Though Nixon didn’t get a job right away, the administrator assured her they would call when they found one.

When Nixon got the job, “that’s when I decided to enroll in school and build up my capacity to do more with my life.”

A life changed

Today, Nixon is the executive director of College and Community Fellowship, an organization that helps former female inmates get their college degrees. She was one of the first women to go through the program 15 years ago, and they helped her get a degree in nonprofit management – a degree that enabled her to now run the organization that helped her.

“That’s what’s needed,” says Mr. Schaeffer of CEO. “It’s not just moving forward to make things better. I think we also have to go back and show compassion.”

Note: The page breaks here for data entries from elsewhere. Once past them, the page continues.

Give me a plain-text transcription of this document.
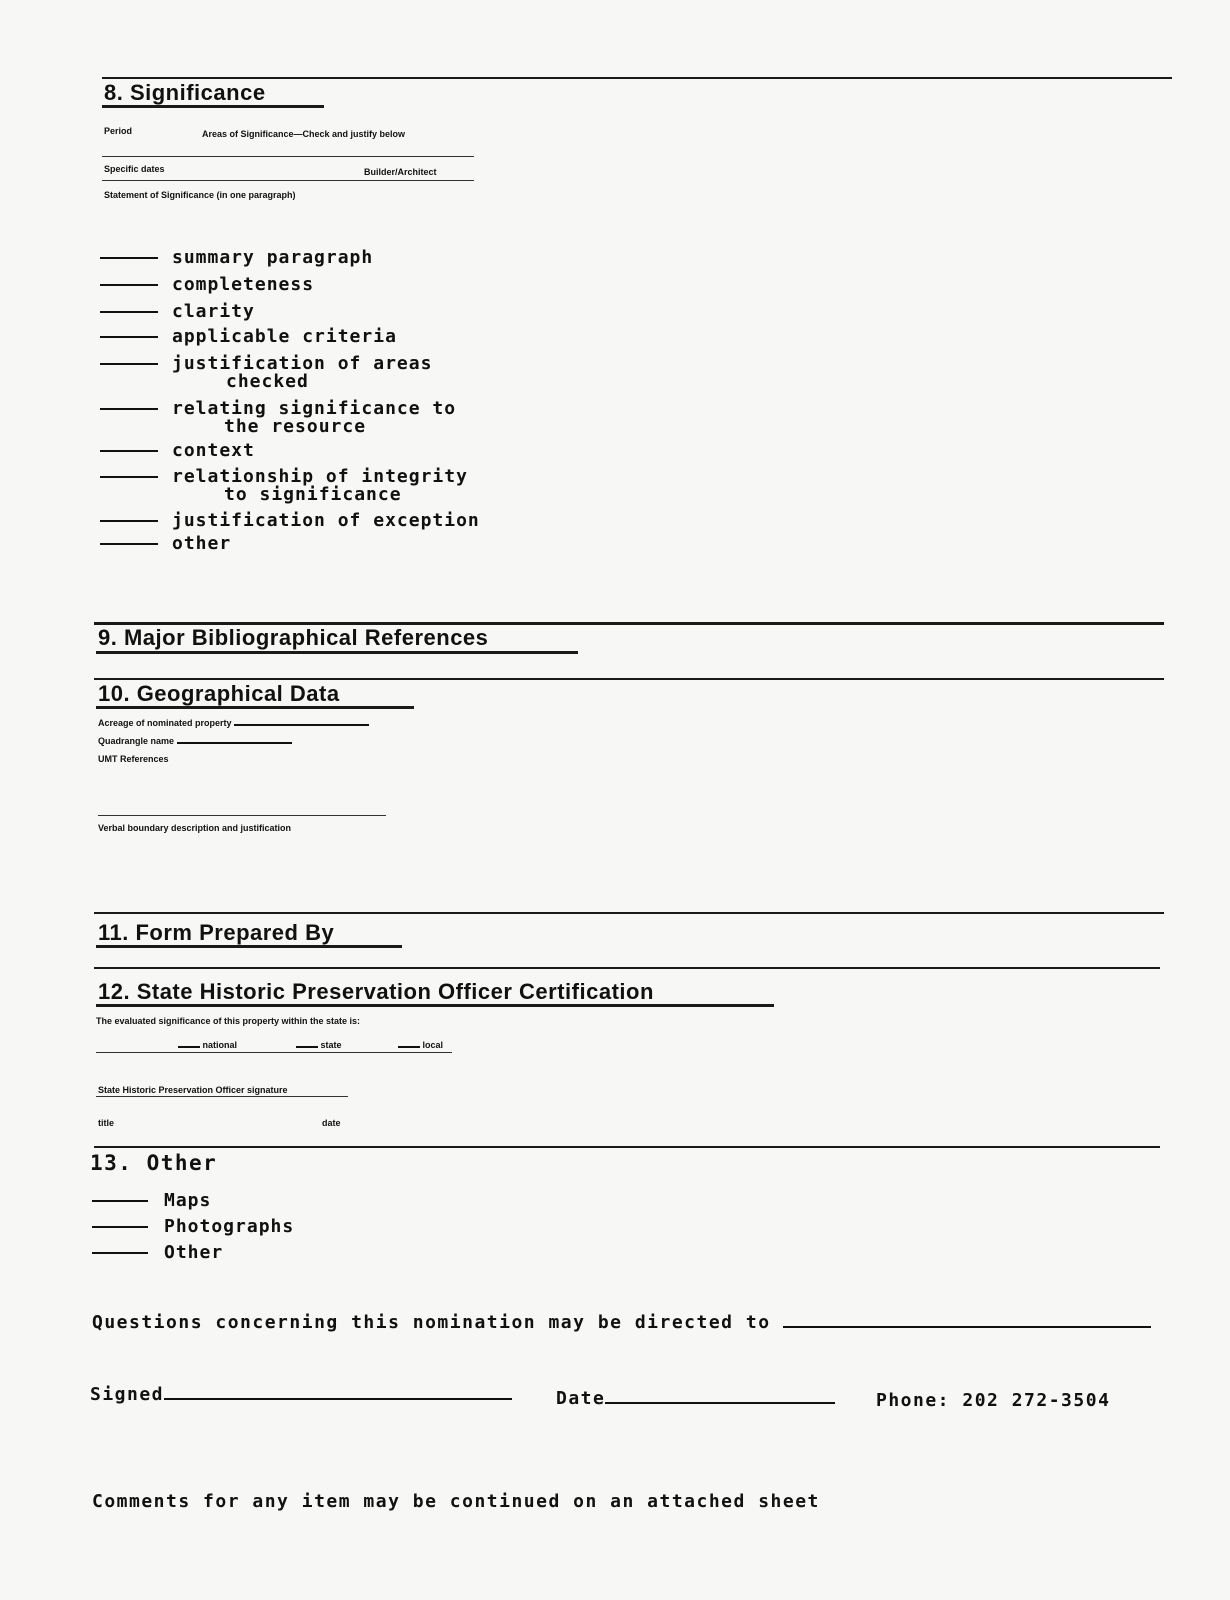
8. Significance
Period	Areas of Significance—Check and justify below
Specific dates	Builder/Architect
Statement of Significance (in one paragraph)
summary paragraph
completeness
clarity
applicable criteria
justification of areas
checked
relating significance to
the resource
context
relationship of integrity
to significance
justification of exception
other
9. Major Bibliographical References
10. Geographical Data
Acreage of nominated property
Quadrangle name
UMT References
Verbal boundary description and justification
11. Form Prepared By
12. State Historic Preservation Officer Certification
The evaluated significance of this property within the state is:
national	state	local
State Historic Preservation Officer signature
title	date
13. Other
Maps
Photographs
Other
Questions concerning this nomination may be directed to
Signed	Date	Phone: 202 272-3504
Comments for any item may be continued on an attached sheet
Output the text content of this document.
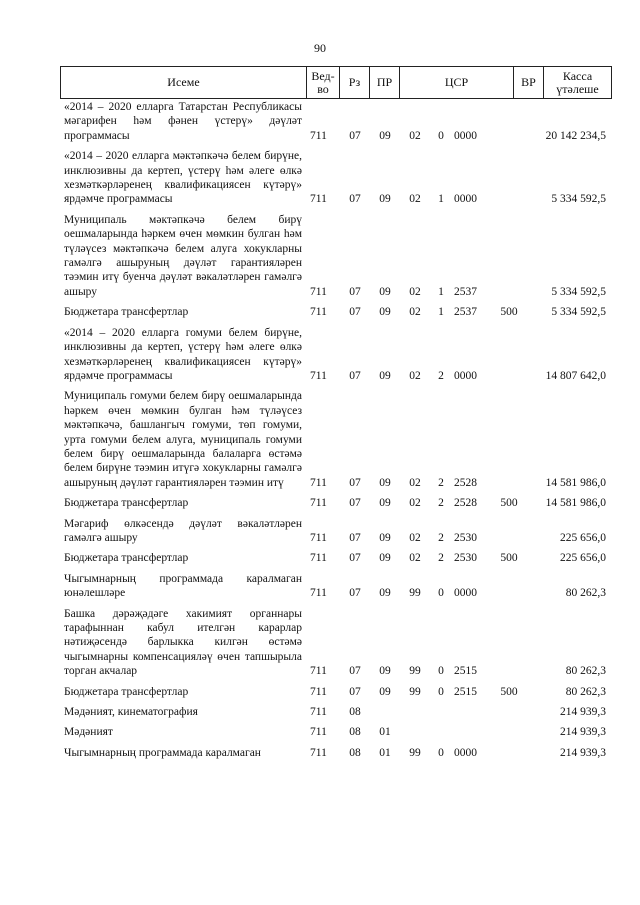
90
Исеме	Вед-во	Рз	ПР	ЦСР	ВР	Касса үтәлеше
«2014 – 2020 елларга Татарстан Республикасы мәгарифен һәм фәнен үстерү» дәүләт программасы	711	07	09	02	0 0000	20 142 234,5
«2014 – 2020 елларга мәктәпкәчә белем бирүне, инклюзивны да кертеп, үстерү һәм әлеге өлкә хезмәткәрләренең квалификациясен күтәрү» ярдәмче программасы	711	07	09	02	1 0000	5 334 592,5
Муниципаль мәктәпкәчә белем бирү оешмаларында һәркем өчен мөмкин булган һәм түләүсез мәктәпкәчә белем алуга хокукларны гамәлгә ашыруның дәүләт гарантияләрен тәэмин итү буенча дәүләт вәкаләтләрен гамәлгә ашыру	711	07	09	02	1 2537	5 334 592,5
Бюджетара трансфертлар	711	07	09	02	1 2537	500	5 334 592,5
«2014 – 2020 елларга гомуми белем бирүне, инклюзивны да кертеп, үстерү һәм әлеге өлкә хезмәткәрләренең квалификациясен күтәрү» ярдәмче программасы	711	07	09	02	2 0000	14 807 642,0
Муниципаль гомуми белем бирү оешмаларында һәркем өчен мөмкин булган һәм түләүсез мәктәпкәчә, башлангыч гомуми, төп гомуми, урта гомуми белем алуга, муниципаль гомуми белем бирү оешмаларында балаларга өстәмә белем бирүне тәэмин итүгә хокукларны гамәлгә ашыруның дәүләт гарантияләрен тәэмин итү	711	07	09	02	2 2528	14 581 986,0
Бюджетара трансфертлар	711	07	09	02	2 2528	500	14 581 986,0
Мәгариф өлкәсендә дәүләт вәкаләтләрен гамәлгә ашыру	711	07	09	02	2 2530	225 656,0
Бюджетара трансфертлар	711	07	09	02	2 2530	500	225 656,0
Чыгымнарның программада каралмаган юнәлешләре	711	07	09	99	0 0000	80 262,3
Башка дәрәҗәдәге хакимият органнары тарафыннан кабул ителгән карарлар нәтиҗәсендә барлыкка килгән өстәмә чыгымнарны компенсацияләү өчен тапшырыла торган акчалар	711	07	09	99	0 2515	80 262,3
Бюджетара трансфертлар	711	07	09	99	0 2515	500	80 262,3
Мәдәният, кинематография	711	08	214 939,3
Мәдәният	711	08	01	214 939,3
Чыгымнарның программада каралмаган	711	08	01	99	0 0000	214 939,3
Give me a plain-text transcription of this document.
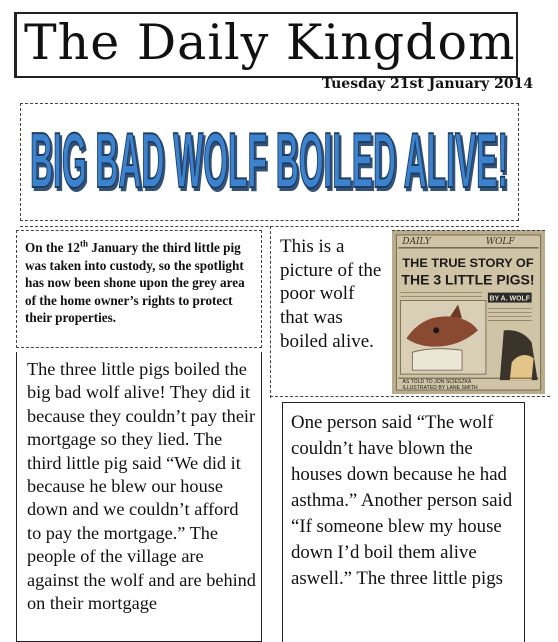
The Daily Kingdom
Tuesday 21st January 2014
BIG BAD WOLF BOILED ALIVE!
On the 12th January the third little pig was taken into custody, so the spotlight has now been shone upon the grey area of the home owner’s rights to protect their properties.
The three little pigs boiled the big bad wolf alive! They did it because they couldn’t pay their mortgage so they lied. The third little pig said “We did it because he blew our house down and we couldn’t afford to pay the mortgage.” The people of the village are against the wolf and are behind on their mortgage
This is a picture of the poor wolf that was boiled alive.
DAILY	WOLF
THE TRUE STORY OF
THE 3 LITTLE PIGS!
BY A. WOLF
AS TOLD TO JON SCIESZKA
ILLUSTRATED BY LANE SMITH
One person said “The wolf couldn’t have blown the houses down because he had asthma.” Another person said “If someone blew my house down I’d boil them alive aswell.” The three little pigs
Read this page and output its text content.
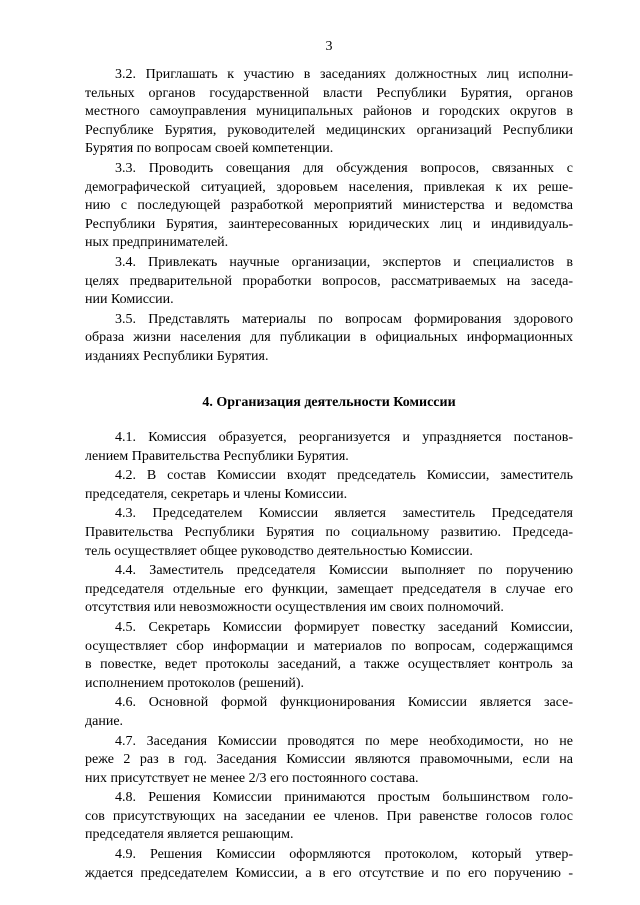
3

3.2. Приглашать к участию в заседаниях должностных лиц исполни-
тельных органов государственной власти Республики Бурятия, органов
местного самоуправления муниципальных районов и городских округов в
Республике Бурятия, руководителей медицинских организаций Республики
Бурятия по вопросам своей компетенции.

3.3. Проводить совещания для обсуждения вопросов, связанных с
демографической ситуацией, здоровьем населения, привлекая к их реше-
нию с последующей разработкой мероприятий министерства и ведомства
Республики Бурятия, заинтересованных юридических лиц и индивидуаль-
ных предпринимателей.

3.4. Привлекать научные организации, экспертов и специалистов в
целях предварительной проработки вопросов, рассматриваемых на заседа-
нии Комиссии.

3.5. Представлять материалы по вопросам формирования здорового
образа жизни населения для публикации в официальных информационных
изданиях Республики Бурятия.

4. Организация деятельности Комиссии

4.1. Комиссия образуется, реорганизуется и упраздняется постанов-
лением Правительства Республики Бурятия.

4.2. В состав Комиссии входят председатель Комиссии, заместитель
председателя, секретарь и члены Комиссии.

4.3. Председателем Комиссии является заместитель Председателя
Правительства Республики Бурятия по социальному развитию. Председа-
тель осуществляет общее руководство деятельностью Комиссии.

4.4. Заместитель председателя Комиссии выполняет по поручению
председателя отдельные его функции, замещает председателя в случае его
отсутствия или невозможности осуществления им своих полномочий.

4.5. Секретарь Комиссии формирует повестку заседаний Комиссии,
осуществляет сбор информации и материалов по вопросам, содержащимся
в повестке, ведет протоколы заседаний, а также осуществляет контроль за
исполнением протоколов (решений).

4.6. Основной формой функционирования Комиссии является засе-
дание.

4.7. Заседания Комиссии проводятся по мере необходимости, но не
реже 2 раз в год. Заседания Комиссии являются правомочными, если на
них присутствует не менее 2/3 его постоянного состава.

4.8. Решения Комиссии принимаются простым большинством голо-
сов присутствующих на заседании ее членов. При равенстве голосов голос
председателя является решающим.

4.9. Решения Комиссии оформляются протоколом, который утвер-
ждается председателем Комиссии, а в его отсутствие и по его поручению -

“Yes, we have to first unwind the sentencing practices that have gotten us here in the first place,” he adds. “But then, especially for those with nonviolent drug offenses, and those who committed crimes when they were 16 and 17 years old – to us, this is just common sense.”

The pardon plan announced by the governor will not completely expunge a person’s criminal record. But it will allow former inmates to apply for jobs they were legally barred from holding, including jobs in schools, nursing homes, real estate brokerages, and security companies. They would have to check “Yes” in boxes asking if the applicant had ever been convicted of a crime, but the governor would provide documentation for an official pardon.

New York is one of only two states (along with North Carolina) that automatically treats 16 and 17 year olds as adults in criminal cases. Bills to “raise the age” have been blocked by Senate Republicans.

Many local and state prosecutors supported the governor’s plan. Cyrus Vance, the Manhattan district attorney, said the plan could give former inmates “a chance to go forward in their lives with a clean slate and achieve their maximum potential,” according to The New York Times.

Nixon recognizes that public safety remains a crucial concern. But she believes stories like hers can resonate with many.

“The nature of humanity is that we are flawed,” she says, “and unless those stories are told so that people can relate to them ... people will be driven by their fears.” 

“But when they’re driven by their capacity for compassion,” she adds, “it tends to alleviate some of that fear, because you see people as human beings capable of change.”